The Housing (Scotland) Act 1966 (1966 c. 49) was an act of the Parliament of the United Kingdom that consolidated certain enactments relating to housing in Scotland, with the exception of certain provisions relating to financial matters.

== Provisions ==
=== Repealed enactments ===
Section 212 of the act repealed 13 enactments, listed in parts I and II of the tenth schedule to the act.

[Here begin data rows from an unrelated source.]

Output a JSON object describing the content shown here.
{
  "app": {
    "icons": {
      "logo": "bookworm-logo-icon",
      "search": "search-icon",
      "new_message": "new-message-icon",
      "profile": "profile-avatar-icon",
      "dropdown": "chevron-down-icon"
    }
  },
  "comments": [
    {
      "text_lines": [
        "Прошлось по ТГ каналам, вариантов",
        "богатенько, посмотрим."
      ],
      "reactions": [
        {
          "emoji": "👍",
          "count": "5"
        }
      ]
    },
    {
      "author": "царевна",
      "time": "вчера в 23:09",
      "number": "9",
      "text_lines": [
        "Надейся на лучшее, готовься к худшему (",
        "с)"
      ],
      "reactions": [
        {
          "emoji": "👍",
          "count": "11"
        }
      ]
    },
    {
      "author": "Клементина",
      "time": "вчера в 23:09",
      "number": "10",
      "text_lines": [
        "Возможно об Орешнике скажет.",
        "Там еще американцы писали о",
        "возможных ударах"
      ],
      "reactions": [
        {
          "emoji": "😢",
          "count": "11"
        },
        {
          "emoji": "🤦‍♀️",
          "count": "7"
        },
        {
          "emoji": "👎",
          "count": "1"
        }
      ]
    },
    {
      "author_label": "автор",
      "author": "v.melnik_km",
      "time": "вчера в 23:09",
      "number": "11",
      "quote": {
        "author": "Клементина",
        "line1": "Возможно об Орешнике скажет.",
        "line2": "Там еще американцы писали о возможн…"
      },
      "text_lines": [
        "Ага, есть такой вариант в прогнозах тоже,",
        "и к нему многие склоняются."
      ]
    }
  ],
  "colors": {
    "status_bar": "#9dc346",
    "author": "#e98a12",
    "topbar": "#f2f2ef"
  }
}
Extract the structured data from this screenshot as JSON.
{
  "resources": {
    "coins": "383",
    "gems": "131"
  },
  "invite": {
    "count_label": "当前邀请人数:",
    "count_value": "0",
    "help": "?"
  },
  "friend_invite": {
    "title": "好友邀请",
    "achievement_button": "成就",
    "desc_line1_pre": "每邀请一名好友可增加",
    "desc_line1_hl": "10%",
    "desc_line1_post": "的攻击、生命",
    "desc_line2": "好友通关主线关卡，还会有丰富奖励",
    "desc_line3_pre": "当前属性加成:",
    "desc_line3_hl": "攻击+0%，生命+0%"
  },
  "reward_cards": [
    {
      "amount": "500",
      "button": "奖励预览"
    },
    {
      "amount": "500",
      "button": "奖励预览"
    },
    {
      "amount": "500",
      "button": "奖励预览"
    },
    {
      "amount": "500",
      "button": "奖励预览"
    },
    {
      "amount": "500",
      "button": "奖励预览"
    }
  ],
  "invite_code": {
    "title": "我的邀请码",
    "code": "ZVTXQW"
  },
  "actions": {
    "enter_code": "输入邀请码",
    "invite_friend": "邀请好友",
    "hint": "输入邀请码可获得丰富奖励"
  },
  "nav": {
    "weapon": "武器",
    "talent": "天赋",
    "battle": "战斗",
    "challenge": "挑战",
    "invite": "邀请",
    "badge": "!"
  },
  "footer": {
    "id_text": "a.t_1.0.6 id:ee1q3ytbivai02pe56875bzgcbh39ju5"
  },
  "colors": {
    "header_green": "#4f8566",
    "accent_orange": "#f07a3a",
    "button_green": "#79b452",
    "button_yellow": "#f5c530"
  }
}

Part I – Enactments repealed as from the commencement of this Act
| Citation | Short title | Extent of repeal |
|---|---|---|
| 14 Geo. 6. c. 34 | Housing (Scotland) Act 1950 | Sections 2 to 4. Sections 6 to 22. Sections 24 to 73. In section 74, the words "may in giving consent impose such conditions, and". Sections 79 to 82. In section 83, the words from "and accordingly" to the end of the section. In section 121, subsections (1) and (2). Section 131. In section 132, the words "V and" and the words "and section one hundred and thirty-one". Sections 133 and 134. Section 136. Sections 143 and 144. Sections 146 to 166. Sections 169 to 172. Section 177. Section 181. Section 185. In section 186, subsections (3) and (5). In section 187(1), the words from "and in the case" to "Part IV of this Act". Schedules 1 to 3. In Schedule 4, paragraphs 1, 2, 4, 5 and 6. Schedule 5. Schedules 11 and 12. In Schedule 13, Part II. |
| 15 & 16 Geo. 6 & 1 Eliz. 2. c. 63 | Housing (Scotland) Act 1952 | In section 2, subsection (2). Section 8. In section 9, subsection (5). |
| 2 & 3 Eliz. 2. c. 50 | Housing (Repairs and Rents) (Scotland) Act 1954 | Sections 1 to 3. Sections 6 to 8. In section 11, subsections (2) and (3). Section 13. In section 14, subsection (3). In section 15, subsection (2) and, in subsection (3), paragraph (5). In section 41(1), the words "subsection (1) of section seven". In section 44(3), the words "subsection (6) of section six of this Act, and to". |
| 2 & 3 Eliz. 2. c. 73 | Town and Country Planning (Scotland) Act 1954 | Section 39. |
| 5 & 6 Eliz. 2. c. 25 | Rent Act 1957 | In section 11, subsection (6). |
| 5 & 6 Eliz. 2. c. 38 | Housing and Town Development (Scotland) Act 1957 | Section 20. Section 22. In Schedule 1, paragraphs 1 and 7. |
| 7 & 8 Eliz. 2. c. 70 | Town and Country Planning (Scotland) Act 1959 | In section 27, paragraph (a) of subsection (5). |
| 9 & 10 Eliz. 2. c. 65 | Housing Act 1961 | Sections 12 to 19. Sections 21 to 23. Section 28. |
| 10 & 11 Eliz. 2. c. 28 | Housing (Scotland) Act 1962 | In section 14, subsection (1). Sections 21 to 31. Section 33. In section 34, subsections (2) and (3). In section 35(1), the words "in the case of those in Part II, modifications relating to houses unfit for human habitation". In Schedule 4, paragraphs 1, 9 to 25, 27 to 30 and 35. |
| 1964 c. 56 | Housing Act 1964 | Sections 13 to 19. Sections 22 to 28. Section 31. Sections 33 and 34. Section 36. Sections 38 to 44. Sections 58 and 59. Sections 64 to 84. Sections 86 to 91. In section 99, subsections (1) to (3) and subsections (5) and (6). Section 102. Section 103, except subsection (1). In section 107, paragraphs (d), (e) and (f). Schedules 3 and 4. In Schedule 5, the amendment of the Housing (Scotland) Act 1950. |
| 1965 c. 67 | Hire-Purchase (Scotland) Act 1965 | In Schedule 5, the amendment of the Housing (Scotland) Act 1950. |

Part II – Enactments repealed as from the appointed day
| Citation | Short title | Extent of repeal |
|---|---|---|
| 3 Edw. 7. c. 33 | Burgh Police (Scotland) Act 1903 | Sections 67 and 68. |
| 20 & 21 Geo. 5. c. 40 | Housing (Scotland) Act 1930 | In section 7, in subsection (1), paragraph (iv), and subsection (3). |

== Subsequent developments ==
Section 209 of the act was repealed by section 1(1) of, and part VI of schedule 1 to, the Statute Law (Repeals) Act 1981, which came into force on 21 May 1981.

The whole act was repealed by section 339(3) of, and schedule 24 to, the Housing (Scotland) Act 1987, which came into force on 15 August 1987.